昨年、プライベートにおいて過度のストレスがきっかけとなり、グランドピアノを弾く際にだけ指先に違和感が出てくる。
この違和感は日常生活ではまったく出てこない。
大学病院の神経内科を受診し、フォーカル(職業性)ジストニアと診断。

ジストニアの治療法は西洋医学ではこれといった治療法が確立されていないため、病院での治療はやめてインターネットで当院を見つけて鍼灸治療を選択される。

【治療前の症状】
グランドピアノを弾く際にだけ、親指と人差し指を伸ばすことができずに曲がったまま、中指は自分の意思とは関係なく突然伸びてしまう。

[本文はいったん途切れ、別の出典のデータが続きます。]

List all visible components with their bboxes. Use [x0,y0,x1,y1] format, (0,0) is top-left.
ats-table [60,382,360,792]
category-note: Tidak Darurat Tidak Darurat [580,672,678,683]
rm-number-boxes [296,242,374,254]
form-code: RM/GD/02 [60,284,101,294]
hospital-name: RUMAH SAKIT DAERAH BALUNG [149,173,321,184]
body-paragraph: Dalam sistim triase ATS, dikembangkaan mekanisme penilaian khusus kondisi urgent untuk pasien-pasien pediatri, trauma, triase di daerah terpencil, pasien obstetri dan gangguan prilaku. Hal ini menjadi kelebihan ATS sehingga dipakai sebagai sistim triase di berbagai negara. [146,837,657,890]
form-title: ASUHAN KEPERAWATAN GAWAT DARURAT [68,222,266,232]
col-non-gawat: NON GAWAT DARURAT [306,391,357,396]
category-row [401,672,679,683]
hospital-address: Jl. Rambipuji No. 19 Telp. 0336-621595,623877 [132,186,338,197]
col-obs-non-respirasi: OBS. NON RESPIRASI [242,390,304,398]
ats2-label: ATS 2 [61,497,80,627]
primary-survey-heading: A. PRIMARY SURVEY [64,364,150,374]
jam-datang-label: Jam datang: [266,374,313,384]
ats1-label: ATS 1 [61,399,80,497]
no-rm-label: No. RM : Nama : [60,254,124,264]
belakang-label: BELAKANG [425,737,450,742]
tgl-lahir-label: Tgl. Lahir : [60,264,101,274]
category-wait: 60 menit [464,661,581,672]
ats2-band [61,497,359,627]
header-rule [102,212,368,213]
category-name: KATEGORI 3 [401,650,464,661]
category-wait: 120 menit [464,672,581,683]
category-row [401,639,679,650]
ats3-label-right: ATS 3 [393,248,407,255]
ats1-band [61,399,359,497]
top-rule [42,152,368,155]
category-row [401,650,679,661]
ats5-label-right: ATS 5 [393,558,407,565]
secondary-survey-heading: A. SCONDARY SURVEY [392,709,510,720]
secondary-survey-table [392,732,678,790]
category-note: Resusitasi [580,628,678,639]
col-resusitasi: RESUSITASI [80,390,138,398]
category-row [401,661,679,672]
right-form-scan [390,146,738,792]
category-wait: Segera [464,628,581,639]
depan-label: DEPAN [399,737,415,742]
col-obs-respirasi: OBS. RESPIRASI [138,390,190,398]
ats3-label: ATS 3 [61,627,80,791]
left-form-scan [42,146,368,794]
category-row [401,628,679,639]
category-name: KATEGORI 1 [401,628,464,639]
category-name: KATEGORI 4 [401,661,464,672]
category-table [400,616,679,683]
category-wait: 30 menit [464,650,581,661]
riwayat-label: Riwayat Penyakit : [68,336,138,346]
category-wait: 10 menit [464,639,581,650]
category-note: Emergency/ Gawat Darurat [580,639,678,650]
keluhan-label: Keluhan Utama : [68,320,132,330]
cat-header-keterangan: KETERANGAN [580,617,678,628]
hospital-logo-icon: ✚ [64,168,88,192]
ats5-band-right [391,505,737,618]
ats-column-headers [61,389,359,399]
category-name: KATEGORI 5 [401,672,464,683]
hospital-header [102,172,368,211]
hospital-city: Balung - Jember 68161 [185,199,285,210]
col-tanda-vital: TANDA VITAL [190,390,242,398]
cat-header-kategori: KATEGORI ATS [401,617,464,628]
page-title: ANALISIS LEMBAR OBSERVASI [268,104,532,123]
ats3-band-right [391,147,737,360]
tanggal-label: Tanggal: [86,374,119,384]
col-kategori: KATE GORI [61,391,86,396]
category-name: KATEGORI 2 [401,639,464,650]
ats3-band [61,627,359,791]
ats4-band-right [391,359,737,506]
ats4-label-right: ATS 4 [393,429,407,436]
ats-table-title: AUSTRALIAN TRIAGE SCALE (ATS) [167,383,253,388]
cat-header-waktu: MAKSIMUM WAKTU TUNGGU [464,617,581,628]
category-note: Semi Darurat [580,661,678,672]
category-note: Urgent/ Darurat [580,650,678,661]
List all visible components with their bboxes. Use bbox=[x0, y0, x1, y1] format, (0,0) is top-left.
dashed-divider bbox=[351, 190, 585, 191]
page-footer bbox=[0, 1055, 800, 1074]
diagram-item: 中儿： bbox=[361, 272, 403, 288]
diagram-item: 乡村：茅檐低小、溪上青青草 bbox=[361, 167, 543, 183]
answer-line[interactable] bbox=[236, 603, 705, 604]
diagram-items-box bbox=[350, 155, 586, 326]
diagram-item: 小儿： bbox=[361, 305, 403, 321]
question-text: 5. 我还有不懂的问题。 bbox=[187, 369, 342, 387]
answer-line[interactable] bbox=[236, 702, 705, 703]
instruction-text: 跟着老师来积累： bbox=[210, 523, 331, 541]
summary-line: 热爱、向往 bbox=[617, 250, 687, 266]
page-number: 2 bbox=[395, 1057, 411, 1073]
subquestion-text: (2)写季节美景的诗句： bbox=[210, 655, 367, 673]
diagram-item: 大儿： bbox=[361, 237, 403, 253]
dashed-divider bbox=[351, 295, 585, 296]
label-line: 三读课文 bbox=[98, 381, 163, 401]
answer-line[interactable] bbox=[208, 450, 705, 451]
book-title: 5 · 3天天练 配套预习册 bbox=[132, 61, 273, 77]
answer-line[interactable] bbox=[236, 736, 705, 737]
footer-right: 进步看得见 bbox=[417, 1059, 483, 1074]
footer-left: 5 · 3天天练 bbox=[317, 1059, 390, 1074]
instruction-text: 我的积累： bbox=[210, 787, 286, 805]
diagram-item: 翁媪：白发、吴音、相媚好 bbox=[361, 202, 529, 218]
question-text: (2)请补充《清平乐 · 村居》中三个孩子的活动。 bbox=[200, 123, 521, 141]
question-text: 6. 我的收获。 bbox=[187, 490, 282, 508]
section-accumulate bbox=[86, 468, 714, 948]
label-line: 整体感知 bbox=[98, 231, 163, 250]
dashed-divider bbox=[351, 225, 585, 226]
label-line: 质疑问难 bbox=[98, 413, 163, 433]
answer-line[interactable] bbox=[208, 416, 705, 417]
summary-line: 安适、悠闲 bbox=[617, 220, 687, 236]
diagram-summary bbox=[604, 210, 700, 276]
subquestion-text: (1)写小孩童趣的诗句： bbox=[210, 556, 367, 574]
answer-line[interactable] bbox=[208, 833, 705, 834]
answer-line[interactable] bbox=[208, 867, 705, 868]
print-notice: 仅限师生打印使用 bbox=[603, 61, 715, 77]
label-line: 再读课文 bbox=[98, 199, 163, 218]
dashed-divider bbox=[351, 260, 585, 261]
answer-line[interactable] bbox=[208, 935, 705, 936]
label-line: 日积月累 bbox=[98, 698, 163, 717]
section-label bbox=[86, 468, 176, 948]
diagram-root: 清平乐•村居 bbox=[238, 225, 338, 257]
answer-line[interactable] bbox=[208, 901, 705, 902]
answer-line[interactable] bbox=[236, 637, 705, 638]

なお、エレクトーンやパソコンのタイピングなどでは症状は一切出ない。

ピアニストのフォーカルジストニアの症例

【その他の症状】
右肩の凝り、春に回転性のめまいが起きやすい、イライラしやすい、完璧主義者

肝鬱気滞証によるフォーカルジストニアと考え、百会穴を中心に左胃兪や右合谷穴を適宜使用。
5回目の治療後から徐々に指先の違和感は消失し、以前のようにスムーズにピアノを弾けるようになってくる。
また、治療を始めるとともにストレス源となっていたこともも解決した。

週1回の治療を続けること4ヵ月で指先の違和感は消失したため治療は終了。

フォーカル(職業性)ジストニアは歌手や楽器を演奏する方が罹ることのある、局所性でかつその方の仕事の時にだけ症状が出てくる病気になります。例)歌手の方が歌う時にうまく声が出ない、ギタリストがギターを弾く時にだけ指が思うように動かないなど

治療を行う際に大切なことは一定期間仕事から離れることとともに、ストレスが原因で発症した場合はストレス源の排除になります。また、早期治療が大切なことは言うまでもありません。